「ヤングマガジンアッパーズ」などに掲載された短編をまとめたもの。著者の処女単行本である。
人間は多かれ少なかれ、こころに暗黒を飼っている。人間は一方で限りなく崇高になり得るが、限りなく暗闇に陥ることもできる。その可塑性こそ、実は人間の本質なのであるが、普段それは認識されることはない。そして純粋なこころの暗闇は、非常な恐怖をもたらす。一つはそれが悪につながるから。もう一つは、説明することのできない圧倒的な無意識の前に人間を立たせるから。最後の一つは、同じ暗闇を、自分自身持っているとうすうす感じさせるから。
田中ユキが描く人物は、多かれ少なかれそうした暗闇を抱えている。例えば女教師と関係を持つ主人公の友人。かれは体育用具室で女教師を抱いた後、服を持ち去ったうえで彼女を置き去りにする。それは彼女に性的興奮を味あわせるためではない。彼女に恐怖を与えるためだ。女教師に思いを寄せる主人公は、それに対して何もすることができない。いや、何もしないのだ。一方で確信に満ちた友人の行為を改めさせることが無理だと知っているから。もう一方では、女教師に対する性的欲望を誤魔化すために、友人の行動が必要であったから。田中の筆はそうした理性に還元され得ないような人間の暗い部分を容赦なく暴き出す。

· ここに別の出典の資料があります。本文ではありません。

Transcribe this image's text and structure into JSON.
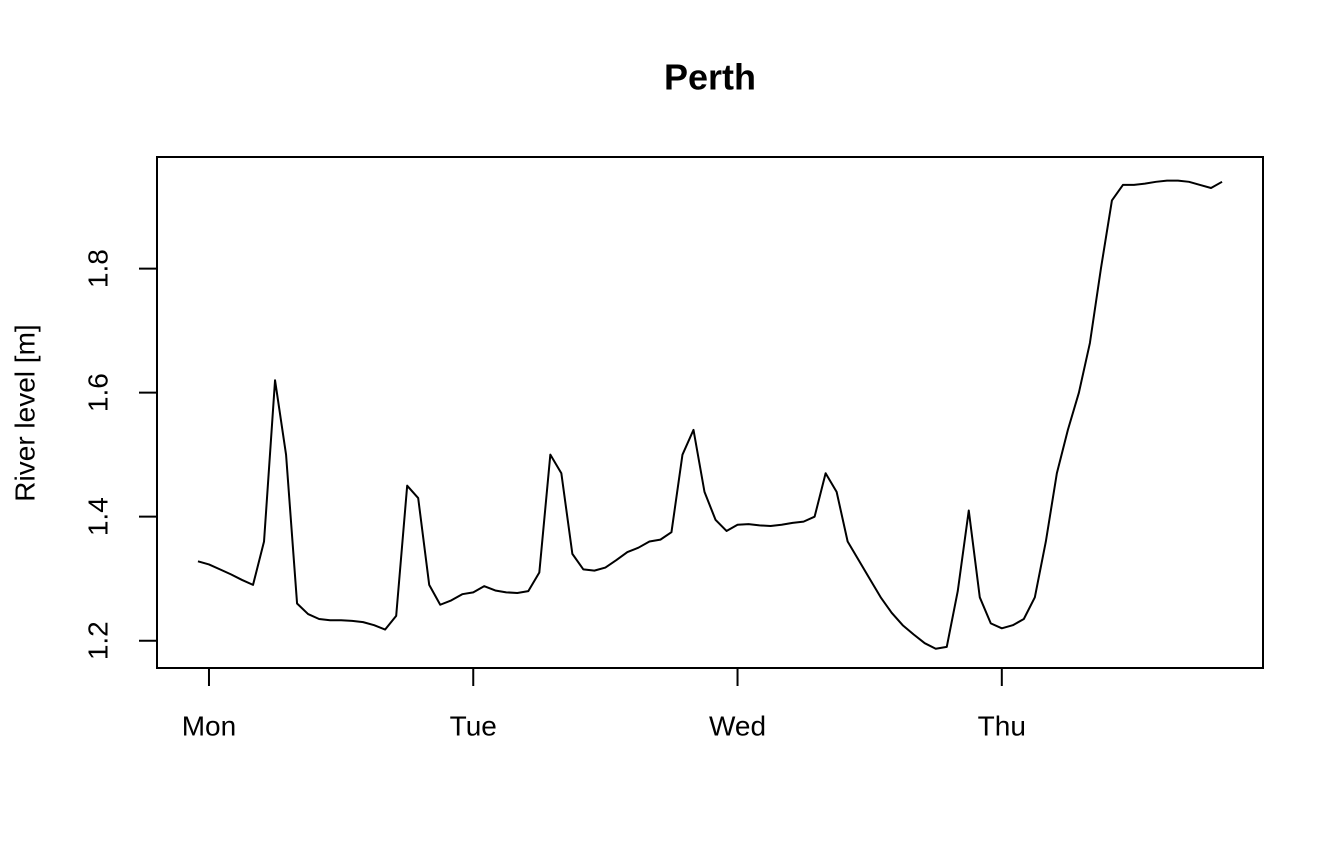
{
  "chart_data": {
    "type": "line",
    "title": "Perth",
    "y_label": "River level [m]",
    "categories": [
      null,
      "Mon",
      null,
      null,
      null,
      null,
      null,
      null,
      null,
      null,
      null,
      null,
      null,
      null,
      null,
      null,
      null,
      null,
      null,
      null,
      null,
      null,
      null,
      null,
      null,
      "Tue",
      null,
      null,
      null,
      null,
      null,
      null,
      null,
      null,
      null,
      null,
      null,
      null,
      null,
      null,
      null,
      null,
      null,
      null,
      null,
      null,
      null,
      null,
      null,
      "Wed",
      null,
      null,
      null,
      null,
      null,
      null,
      null,
      null,
      null,
      null,
      null,
      null,
      null,
      null,
      null,
      null,
      null,
      null,
      null,
      null,
      null,
      null,
      null,
      "Thu",
      null,
      null,
      null,
      null,
      null,
      null,
      null,
      null,
      null,
      null,
      null,
      null,
      null,
      null,
      null,
      null,
      null,
      null,
      null,
      null
    ],
    "values": [
      1.328,
      1.323,
      1.315,
      1.307,
      1.298,
      1.29,
      1.36,
      1.62,
      1.5,
      1.26,
      1.243,
      1.235,
      1.233,
      1.233,
      1.232,
      1.23,
      1.225,
      1.218,
      1.24,
      1.45,
      1.43,
      1.29,
      1.258,
      1.265,
      1.275,
      1.278,
      1.288,
      1.281,
      1.278,
      1.277,
      1.28,
      1.31,
      1.5,
      1.47,
      1.34,
      1.315,
      1.313,
      1.318,
      1.33,
      1.343,
      1.35,
      1.36,
      1.363,
      1.375,
      1.5,
      1.54,
      1.44,
      1.395,
      1.377,
      1.387,
      1.388,
      1.386,
      1.385,
      1.387,
      1.39,
      1.392,
      1.4,
      1.47,
      1.44,
      1.36,
      1.33,
      1.3,
      1.27,
      1.245,
      1.225,
      1.21,
      1.196,
      1.187,
      1.19,
      1.28,
      1.41,
      1.27,
      1.228,
      1.22,
      1.225,
      1.235,
      1.27,
      1.36,
      1.47,
      1.54,
      1.6,
      1.68,
      1.8,
      1.91,
      1.935,
      1.935,
      1.937,
      1.94,
      1.942,
      1.942,
      1.94,
      1.935,
      1.93,
      1.94
    ],
    "color": "#000000",
    "ylim": [
      1.156,
      1.98
    ],
    "yticks": [
      1.2,
      1.4,
      1.6,
      1.8
    ],
    "grid": false
  }
}
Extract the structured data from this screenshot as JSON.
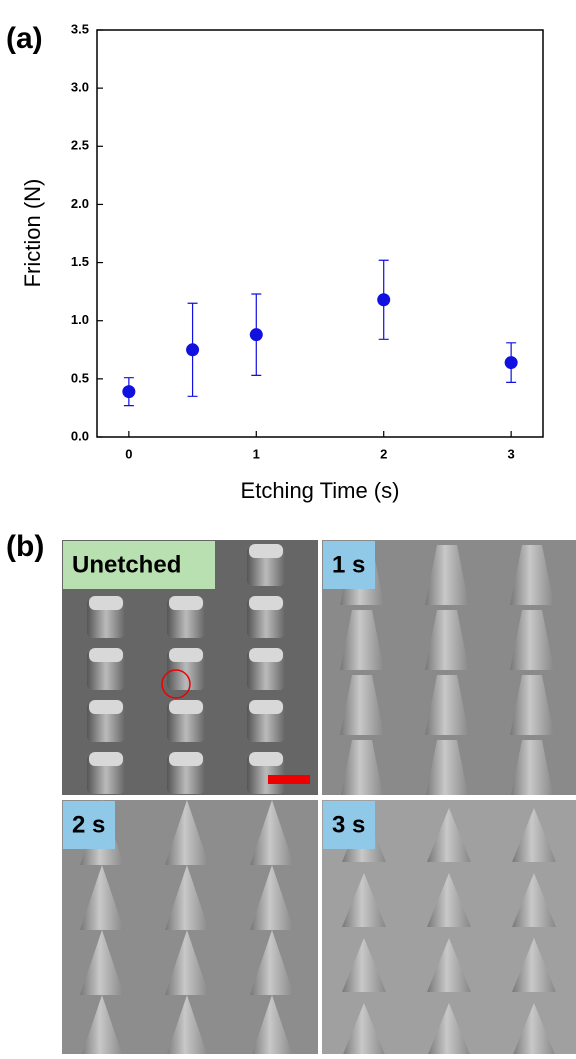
{
  "panel_labels": [
    "(a)",
    "(b)"
  ],
  "chart_data": {
    "type": "scatter",
    "x_label": "Etching Time (s)",
    "y_label": "Friction (N)",
    "x": [
      0,
      0.5,
      1,
      2,
      3
    ],
    "values": [
      0.39,
      0.75,
      0.88,
      1.18,
      0.64
    ],
    "errors": [
      0.12,
      0.4,
      0.35,
      0.34,
      0.17
    ],
    "color": "#1010e0",
    "xlim": [
      -0.25,
      3.25
    ],
    "ylim": [
      0,
      3.5
    ],
    "xticks": [
      0,
      1,
      2,
      3
    ],
    "yticks": [
      {
        "value": 0,
        "label": "0.0"
      },
      0.5,
      {
        "value": 1,
        "label": "1.0"
      },
      1.5,
      {
        "value": 2,
        "label": "2.0"
      },
      2.5,
      {
        "value": 3,
        "label": "3.0"
      },
      3.5
    ]
  },
  "images": [
    {
      "label": "Unetched"
    },
    {
      "label": "1 s"
    },
    {
      "label": "2 s"
    },
    {
      "label": "3 s"
    }
  ]
}
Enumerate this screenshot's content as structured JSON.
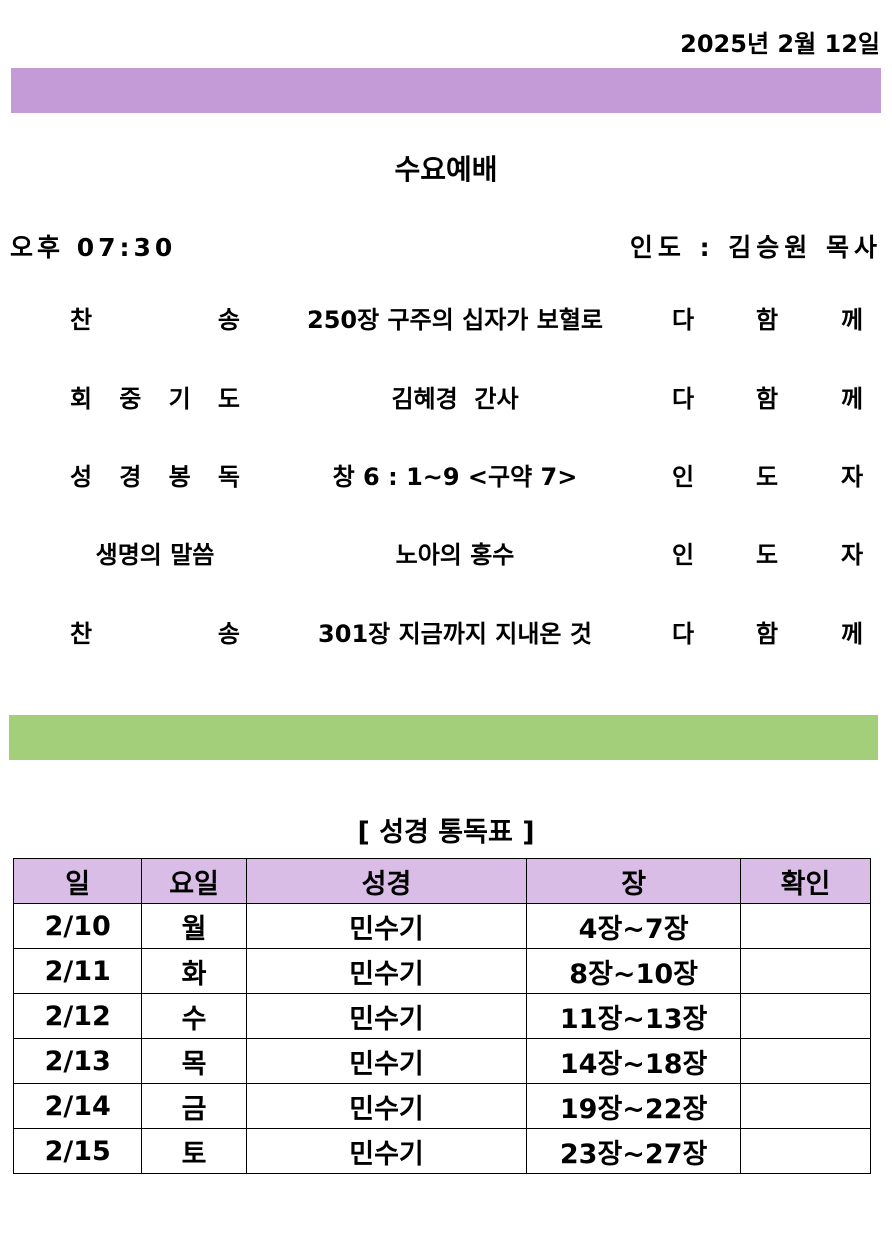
{
  "date": "2025년 2월 12일",
  "colors": {
    "purple_bar": "#C49BD6",
    "green_bar": "#A3CF7A",
    "table_header": "#D9BDE6"
  },
  "service": {
    "title": "수요예배",
    "time": "오후 07:30",
    "leader": "인도 : 김승원 목사"
  },
  "program": [
    {
      "label": [
        "찬",
        "송"
      ],
      "content": "250장 구주의 십자가 보혈로",
      "who": [
        "다",
        "함",
        "께"
      ]
    },
    {
      "label": [
        "회",
        "중",
        "기",
        "도"
      ],
      "content": "김혜경  간사",
      "who": [
        "다",
        "함",
        "께"
      ]
    },
    {
      "label": [
        "성",
        "경",
        "봉",
        "독"
      ],
      "content": "창 6 : 1~9 <구약 7>",
      "who": [
        "인",
        "도",
        "자"
      ]
    },
    {
      "label": [
        "생명의 말씀"
      ],
      "content": "노아의 홍수",
      "who": [
        "인",
        "도",
        "자"
      ]
    },
    {
      "label": [
        "찬",
        "송"
      ],
      "content": "301장 지금까지 지내온 것",
      "who": [
        "다",
        "함",
        "께"
      ]
    }
  ],
  "reading": {
    "title": "[ 성경 통독표 ]",
    "headers": [
      "일",
      "요일",
      "성경",
      "장",
      "확인"
    ],
    "rows": [
      [
        "2/10",
        "월",
        "민수기",
        "4장~7장",
        ""
      ],
      [
        "2/11",
        "화",
        "민수기",
        "8장~10장",
        ""
      ],
      [
        "2/12",
        "수",
        "민수기",
        "11장~13장",
        ""
      ],
      [
        "2/13",
        "목",
        "민수기",
        "14장~18장",
        ""
      ],
      [
        "2/14",
        "금",
        "민수기",
        "19장~22장",
        ""
      ],
      [
        "2/15",
        "토",
        "민수기",
        "23장~27장",
        ""
      ]
    ]
  }
}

あるいは悪という表象につながらない暗闇も描き出す。つきあっている男を独占するために、男と何らかの関係を持つ女を襲撃する、独占欲の強い女。引っ越してゆく男の子を引き止めるために、土手からその子を突き落とす、まだ年端も行かない女の子。それは単に子どもじみた単純な感情に由来するものではない。強烈なエロスに裏打ちされた打算的行動として描かれている。どちらも行動は計画的だが、背後には理性に還元されないものが蠢いている。
田中の筆はこれだけにとどまらない。これ以上ネタバラシをするのは止めよう。実はこれ以上の、さらに「痛い」作品が、この作品集には収められている。単行本の最初に載っている、「白い恋人」という作品である。是非とも手にとってみて欲しい。本当に、きわめて深く、こころ動かされる作品であるから。
この作品集の読後感は、きわめて重く、そして沈痛だ。しかし「よい作品」が、読者の内面にあるものを問い直し、読者の姿を映し出すものであるなら、田中の作品は間違いなくよい作品であるといえる。このきわめて反射率の高い鏡の前に、私は沈黙せざるを得ない。